# Best approach for minimizing error for a given year when using overlapping 5-year data?

Hi Folks,

This is my first post and day on this forum.  I couldn't find the answer to this question, but if there is a good thread which exists already, please point me in that direction.

I am conducting an analysis where my geographic region is at the county level.  As such, I would like to use the 5-year data.

However, I need to run a calculation for a single year.  For example,  I need to run a calculation in Suffolks County, NY for 2010.  There are several 5 year samples (2006-2010,2007-2011...2010-2014) which overlap and include 2010.

What is the optimal approach, in terms of minimizing error, of dealing with this?  How do I combine, if at all, the different multi-year datasets to find the best figure to use.

thanks,
Eric

• The short answer is, you can't. The ACS sample just doesn't have enough cases to provide single year data for small areas, which the Census Bureau has defined as those under 65,000 population.

I would use 2008-12 and label the data presentation as such.
• The short answer is, you can't. The ACS sample just doesn't have enough cases to provide single year data for small areas, which the Census Bureau has defined as those under 65,000 population.

I would use 2008-12 and label the data presentation as such.
• In reply to Patty Becker:

PS - Suffolk County is certainly big enough to use the 1 year data, so just use 2010 1 year ACS. But you may have other counties in your analysis which are under 65,000. Don't combine 1 year and 5 year data in one presentation or analysis.
• In reply to Patty Becker:

Hi Patty,

Thank you for your response.
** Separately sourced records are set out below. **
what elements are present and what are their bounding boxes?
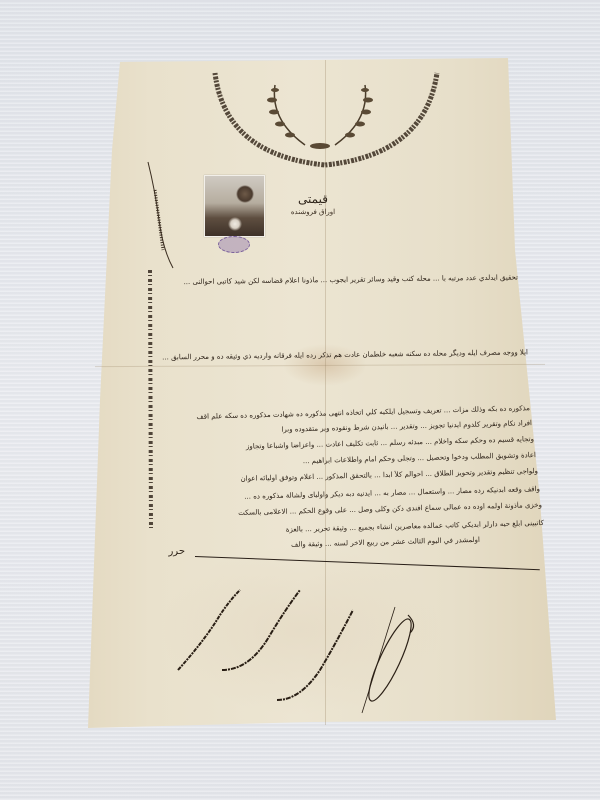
wreath-emblem-icon bbox=[250, 80, 390, 160]
document-title: قيمتى bbox=[298, 192, 328, 206]
margin-flourish bbox=[145, 160, 175, 270]
portrait-photo bbox=[204, 175, 265, 237]
margin-annotation bbox=[142, 270, 158, 530]
official-stamp bbox=[218, 236, 250, 253]
signature-4 bbox=[360, 605, 420, 715]
document-subtitle: اوراق فروشنده bbox=[290, 208, 336, 216]
closing-mark: حرر bbox=[155, 548, 185, 560]
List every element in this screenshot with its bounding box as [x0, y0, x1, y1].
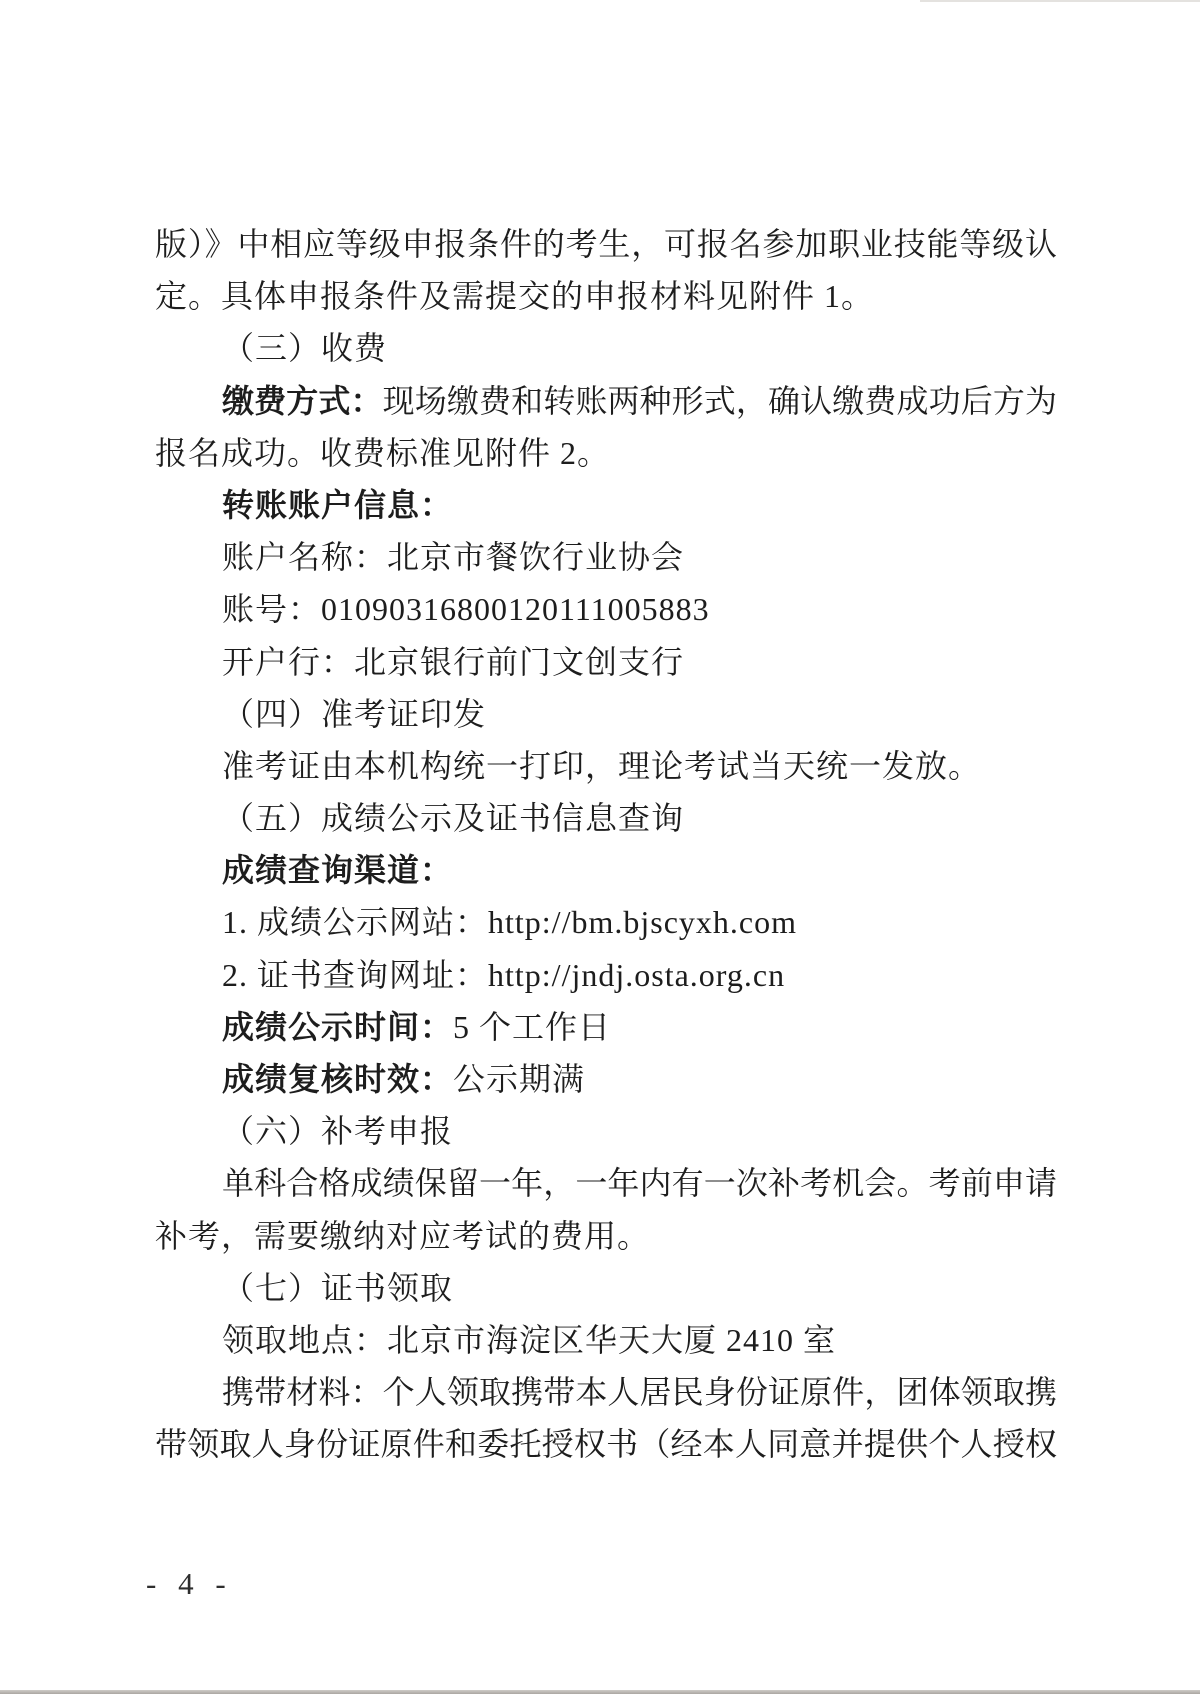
text-line: 账号：01090316800120111005883 — [155, 583, 1057, 635]
text-line: 报名成功。收费标准见附件 2。 — [155, 427, 1057, 479]
text-line: 领取地点：北京市海淀区华天大厦 2410 室 — [155, 1314, 1057, 1366]
text-line: 定。具体申报条件及需提交的申报材料见附件 1。 — [155, 270, 1057, 322]
line-text: （七）证书领取 — [222, 1270, 453, 1306]
line-text: 现场缴费和转账两种形式，确认缴费成功后方为 — [383, 383, 1057, 419]
text-line: 带领取人身份证原件和委托授权书（经本人同意并提供个人授权 — [155, 1418, 1057, 1470]
line-text: （六）补考申报 — [222, 1113, 453, 1149]
text-line: 单科合格成绩保留一年，一年内有一次补考机会。考前申请 — [155, 1157, 1057, 1209]
text-line: 开户行：北京银行前门文创支行 — [155, 636, 1057, 688]
line-text: 账户名称：北京市餐饮行业协会 — [222, 539, 684, 575]
line-text: 补考，需要缴纳对应考试的费用。 — [155, 1218, 650, 1254]
line-text: 报名成功。收费标准见附件 2。 — [155, 435, 610, 471]
line-text: （三）收费 — [222, 330, 387, 366]
bold-label: 转账账户信息： — [222, 487, 453, 523]
line-text: 5 个工作日 — [453, 1009, 611, 1045]
text-line: 转账账户信息： — [155, 479, 1057, 531]
text-line: 成绩公示时间：5 个工作日 — [155, 1001, 1057, 1053]
text-line: （七）证书领取 — [155, 1262, 1057, 1314]
text-line: （六）补考申报 — [155, 1105, 1057, 1157]
line-text: 2. 证书查询网址：http://jndj.osta.org.cn — [222, 957, 785, 993]
line-text: 携带材料：个人领取携带本人居民身份证原件，团体领取携 — [222, 1374, 1057, 1410]
bold-label: 成绩查询渠道： — [222, 852, 453, 888]
text-line: 缴费方式：现场缴费和转账两种形式，确认缴费成功后方为 — [155, 375, 1057, 427]
line-text: 公示期满 — [453, 1061, 585, 1097]
bold-label: 成绩公示时间： — [222, 1009, 453, 1045]
text-line: （五）成绩公示及证书信息查询 — [155, 792, 1057, 844]
text-line: 版）》中相应等级申报条件的考生，可报名参加职业技能等级认 — [155, 218, 1057, 270]
text-line: 2. 证书查询网址：http://jndj.osta.org.cn — [155, 949, 1057, 1001]
document-body: 版）》中相应等级申报条件的考生，可报名参加职业技能等级认定。具体申报条件及需提交… — [155, 218, 1057, 1471]
line-text: 开户行：北京银行前门文创支行 — [222, 644, 684, 680]
text-line: 补考，需要缴纳对应考试的费用。 — [155, 1210, 1057, 1262]
text-line: 携带材料：个人领取携带本人居民身份证原件，团体领取携 — [155, 1366, 1057, 1418]
page-number: - 4 - — [146, 1566, 233, 1602]
line-text: 单科合格成绩保留一年，一年内有一次补考机会。考前申请 — [222, 1165, 1057, 1201]
line-text: 准考证由本机构统一打印，理论考试当天统一发放。 — [222, 748, 981, 784]
text-line: 准考证由本机构统一打印，理论考试当天统一发放。 — [155, 740, 1057, 792]
scan-artifact-bottom — [0, 1690, 1200, 1694]
line-text: （五）成绩公示及证书信息查询 — [222, 800, 684, 836]
line-text: 1. 成绩公示网站：http://bm.bjscyxh.com — [222, 904, 797, 940]
line-text: 领取地点：北京市海淀区华天大厦 2410 室 — [222, 1322, 836, 1358]
line-text: 带领取人身份证原件和委托授权书（经本人同意并提供个人授权 — [155, 1426, 1057, 1462]
line-text: 版）》中相应等级申报条件的考生，可报名参加职业技能等级认 — [155, 226, 1057, 262]
line-text: （四）准考证印发 — [222, 696, 486, 732]
bold-label: 缴费方式： — [222, 383, 383, 419]
text-line: 成绩复核时效：公示期满 — [155, 1053, 1057, 1105]
text-line: （三）收费 — [155, 322, 1057, 374]
text-line: 账户名称：北京市餐饮行业协会 — [155, 531, 1057, 583]
line-text: 定。具体申报条件及需提交的申报材料见附件 1。 — [155, 278, 874, 314]
text-line: 1. 成绩公示网站：http://bm.bjscyxh.com — [155, 896, 1057, 948]
document-page: 版）》中相应等级申报条件的考生，可报名参加职业技能等级认定。具体申报条件及需提交… — [0, 0, 1200, 1697]
line-text: 账号：01090316800120111005883 — [222, 591, 710, 627]
text-line: 成绩查询渠道： — [155, 844, 1057, 896]
text-line: （四）准考证印发 — [155, 688, 1057, 740]
scan-artifact-top — [920, 0, 1200, 2]
bold-label: 成绩复核时效： — [222, 1061, 453, 1097]
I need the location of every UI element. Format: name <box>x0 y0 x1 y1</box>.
I'm looking at all counties across the country, I just pulled Suffolk randomly.

So your recommended approach to use the 5-year data where the year of interest is the midpoint?

Why is this a better approach (statistically), than averaging the 2006-2010 set and the 2010 to 2014 set?

thanks,
Eric
• In reply to ericlaufer:

If you average the two five-year data sets, you're looking at 10 years of data, instead of 5. A 10 year spread really isn't very useful. No one loves the 5 year spread, either, but it's the best we've got for areas of under 65K population.